Waddaya mean you can't see the sense of QCTP's? Sounds like you've got an even better one since yours hold either 3 or 4 tools in each "holder" instead of just 1. Sounds kinda cool now that you mention it.

Cheers,

BW


----------



## ChooChooMike (Apr 17, 2008)

Circlip  said:
			
		

> The ultra quick way to set height is to put a rule between the tool tip and the O/D of the bar. If top leans towards you add packing and vicky verky Regards Ian.


After learning how to grind a lathe bit, that's the next thing I learned  Inserting the tool bit into the QCTP and using the 6" ruler to set the height. Quick and easy ! 

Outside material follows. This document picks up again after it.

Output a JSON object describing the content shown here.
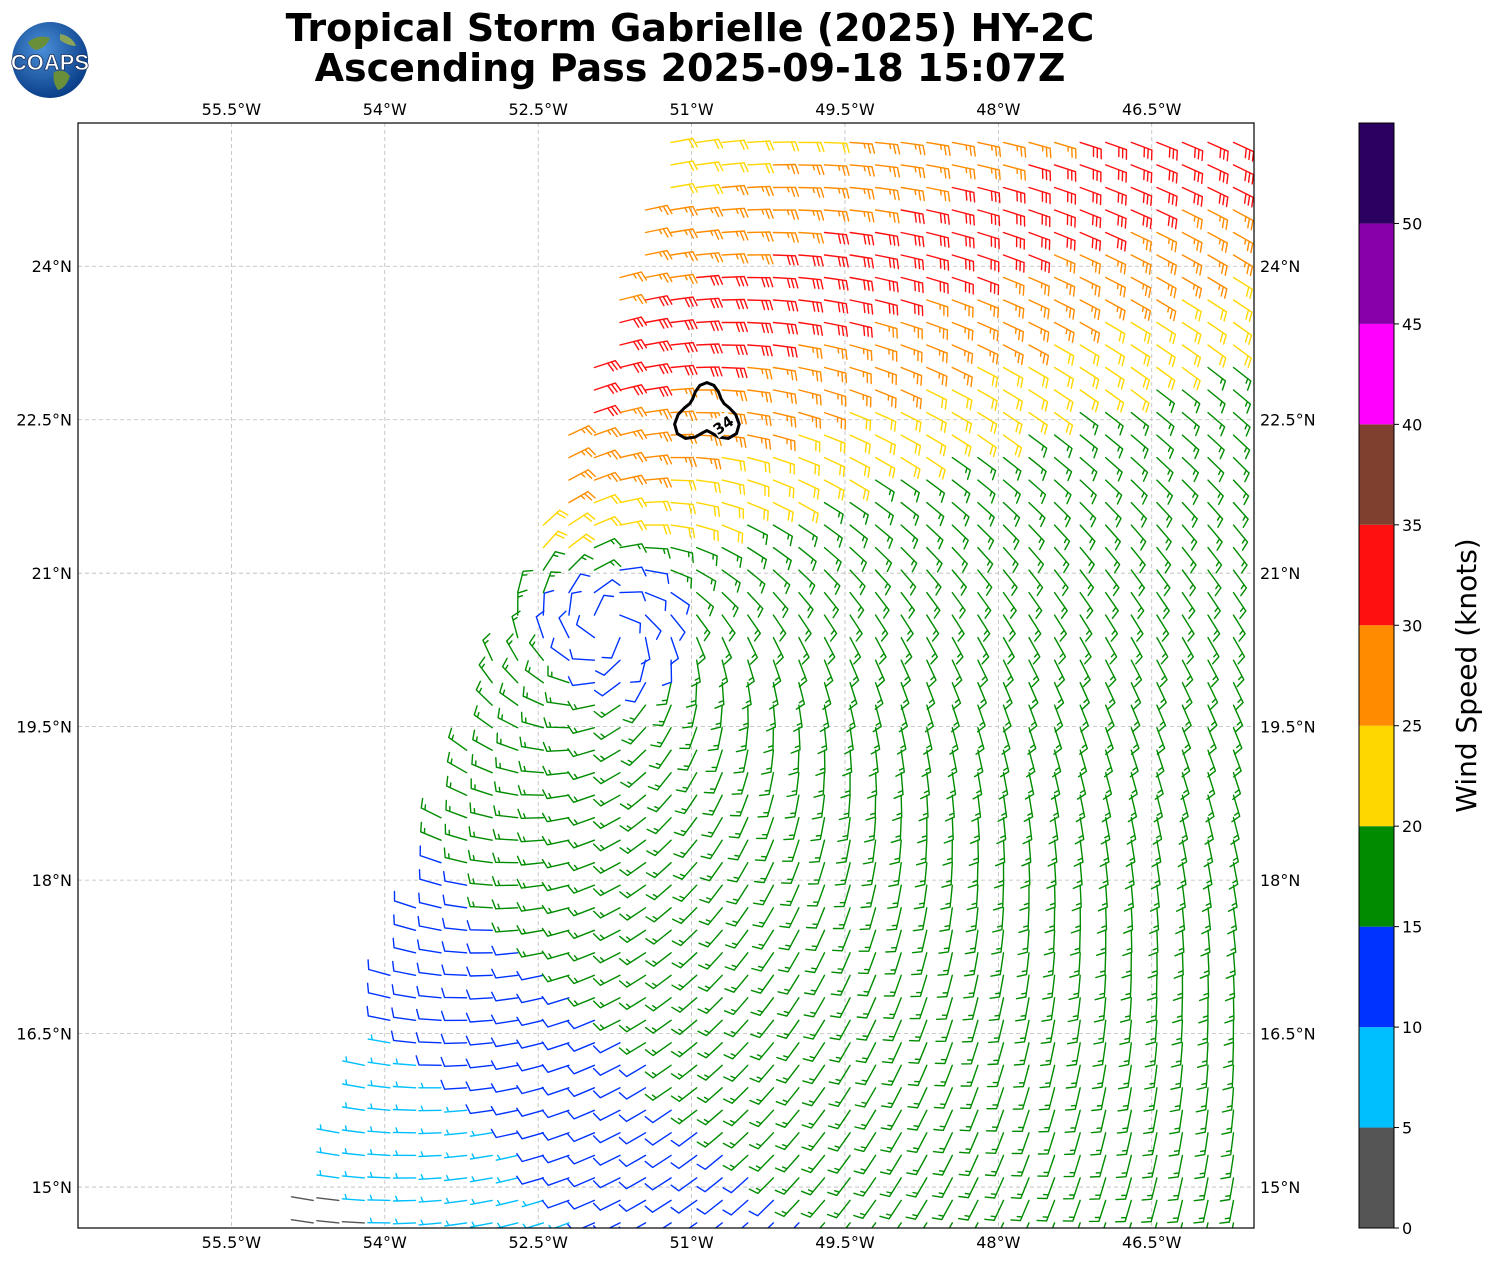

Forgot you can use on the mill to find round stock center - Thanks for that reminder ! I have one of those inverted V gadgets you stick in the mill spindle that will center round stock very easily too !


----------



## Circlip (Apr 17, 2008)

Guess we're just old fuddy duddies Marv, I don't understand why the Carbide Kings( :big need a plethora of QC holders either. When I first used one lots of years ago I thought "Wow no need for packing any more" and it was so easy to change the tool in the holder and quickly readjust the height, back in those days, even in the toolroom we only had two holders, one for square tools and one for boring tools and NO carbides. I always fancied making one but even now when they're relatively cheap i still haven't converted. Got a slack handfull of welded tip carbides but a big boxfull of HSS. Regards  Ian.


----------



## Seanie (Apr 17, 2008)

Thanks Bob for that link to the videos- haven't dl any yet, but I'll check them out later.

Thanks also for all the great tips- soon as I've had brekky I'm off to try the 'ruler' method


----------